Mumps is back in the US, and people are most likely getting sick because the effects of the vaccine they got in early childhood are wearing off, new research suggests.
For three decades after mumps vaccines were introduced in 1967, the illness all but disappeared from the US.
But, starting in 2006, outbreaks have been getting bigger, and occurring more closely together.
Already this year, there have been 304 cases of mumps in the US and 122 cases have been confirmed in the UK.
Researchers from Harvard University found that the resurgence has likely become possible because immunity given by the mumps vaccine is wearing off, and are calling for the introduction of a third booster shot to be given at age 18 in order to cut risks of outbreaks like this year’s.
Harvard researchers found that the mumps vaccine wears off within 19 years of the second shot for 50 percent of people who get it and recommend an additional booster shot
Mumps is an extremely contagious viral illness that affects the salivary glands.
It causes fever, headaches loss of appetite and is recognizable for the puffiness it causes in the cheeks of people sick with the infection.
Mumps can lead to meningitis, brain swelling and deafness and is far more dangerous for children, who are also much more prone to infection.
As recently as 2003, 28 percent of children under five who got the mumps had to be hospitalized, according to the Centers for Disease Control and Prevention.

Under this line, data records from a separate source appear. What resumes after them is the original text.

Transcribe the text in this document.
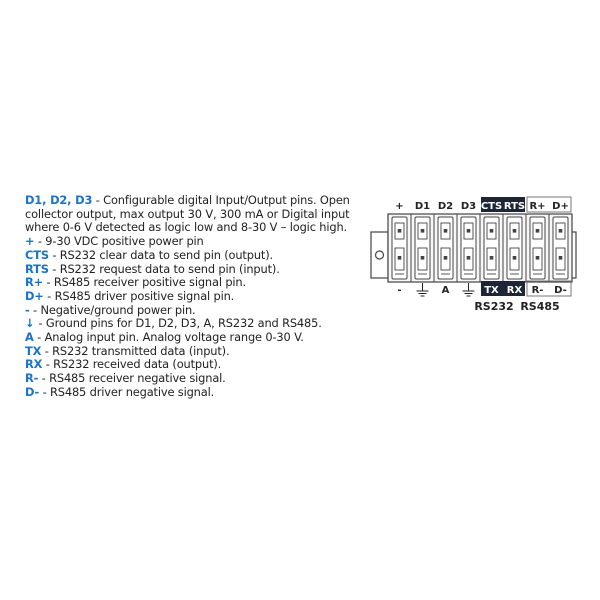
D1, D2, D3 - Configurable digital Input/Output pins. Open collector output, max output 30 V, 300 mA or Digital input where 0-6 V detected as logic low and 8-30 V – logic high.
+ - 9-30 VDC positive power pin
CTS - RS232 clear data to send pin (output).
RTS - RS232 request data to send pin (input).
R+ - RS485 receiver positive signal pin.
D+ - RS485 driver positive signal pin.
- - Negative/ground power pin.
↓ - Ground pins for D1, D2, D3, A, RS232 and RS485.
A - Analog input pin. Analog voltage range 0-30 V.
TX - RS232 transmitted data (input).
RX - RS232 received data (output).
R- - RS485 receiver negative signal.
D- - RS485 driver negative signal.
+ D1 D2 D3 CTS RTS R+ D+
-	A	TX RX R- D-
RS232 RS485
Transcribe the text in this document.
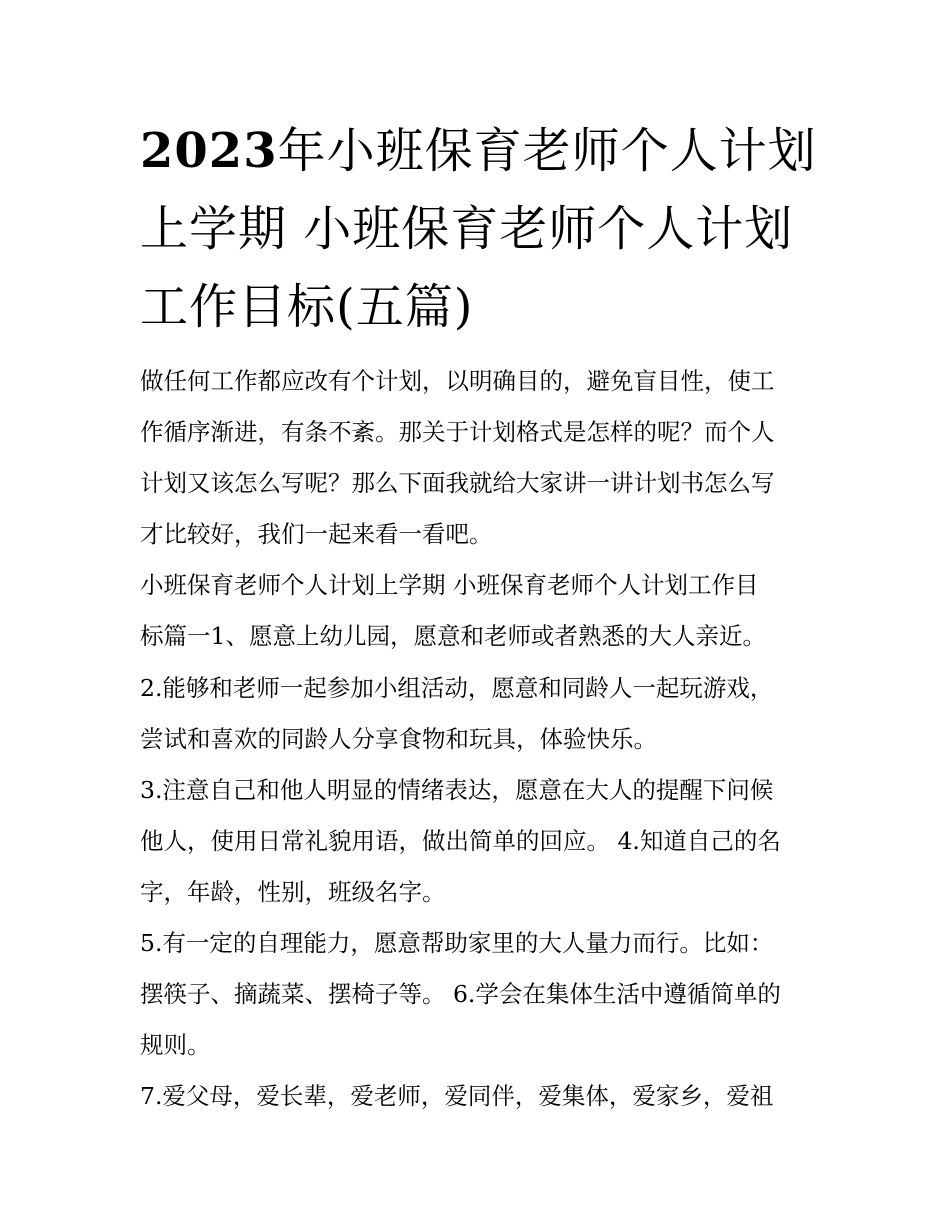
2023年小班保育老师个人计划
上学期 小班保育老师个人计划
工作目标(五篇)
做任何工作都应改有个计划，以明确目的，避免盲目性，使工
作循序渐进，有条不紊。那关于计划格式是怎样的呢？而个人
计划又该怎么写呢？那么下面我就给大家讲一讲计划书怎么写
才比较好，我们一起来看一看吧。
小班保育老师个人计划上学期 小班保育老师个人计划工作目
标篇一1、愿意上幼儿园，愿意和老师或者熟悉的大人亲近。
2.能够和老师一起参加小组活动，愿意和同龄人一起玩游戏，
尝试和喜欢的同龄人分享食物和玩具，体验快乐。
3.注意自己和他人明显的情绪表达，愿意在大人的提醒下问候
他人，使用日常礼貌用语，做出简单的回应。 4.知道自己的名
字，年龄，性别，班级名字。
5.有一定的自理能力，愿意帮助家里的大人量力而行。比如：
摆筷子、摘蔬菜、摆椅子等。 6.学会在集体生活中遵循简单的
规则。
7.爱父母，爱长辈，爱老师，爱同伴，爱集体，爱家乡，爱祖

Complications from the infection for adults can include infertility-causing testicular inflammation, meningitis and deafness.
But until recently, mumps was considered to be more or less a problem of the past.
The introduction of the mumps shot in the 1960s decreased annual cases of the once-deadly illness by 99 percent, according to the Centers for Disease Control and Prevention.
Vaccination against mumps, measles and rubella (MMR) became part of routine check-ups, being given to children between 12 and 15 months.
For 20 years, that one-time shot was thought to be sufficient to protect people for a lifetime.
But the 1980s brought more outbreaks and health experts tacked another MMR shot – to be given between ages four and five – onto their recommendations.
Once again, the US thought that it had eradicated the disease for the long haul, and once again, that notion was proven wrong.
In 2006, outbreaks began again to pepper the US, concentrated around college campuses, prisons and close-knit communities where the virus could spread quickly among large groups in close quarters.
Some have blamed contemporary anti-vaccination movements for the resurgence, but the new study’s findings show that, even if just as many people are getting the shot, it simply does not last forever.
For a quarter of Americans who got the MMR shot, the researchers estimated that its effects wore off within just eight years.
Half of vaccinated people were no longer protected from mumps within 19 years, and a full 75 percent were once again vulnerable to the disease 38 years later.
‘This analysis helps address a persistent question surrounding the recent mumps outbreaks, pointing to the key role played by waning vaccine induced immunity, and helps frame the research and policy questions on how best to control mumps,’ said study co-author Dr Yonatan Grad.
‘Vaccination is the centerpiece of current public health strategy against mumps,’ said his co-author, Dr Joseph Lewnard.
‘Knowing that protection wanes in the long term can help inform how we deploy vaccines to prevent or contain future outbreaks,’ he added.
In light of their findings, the Harvard scientists are now urging that a second booster shot, administered at age 18, should become the norm in order to prevent further future mumps outbreaks.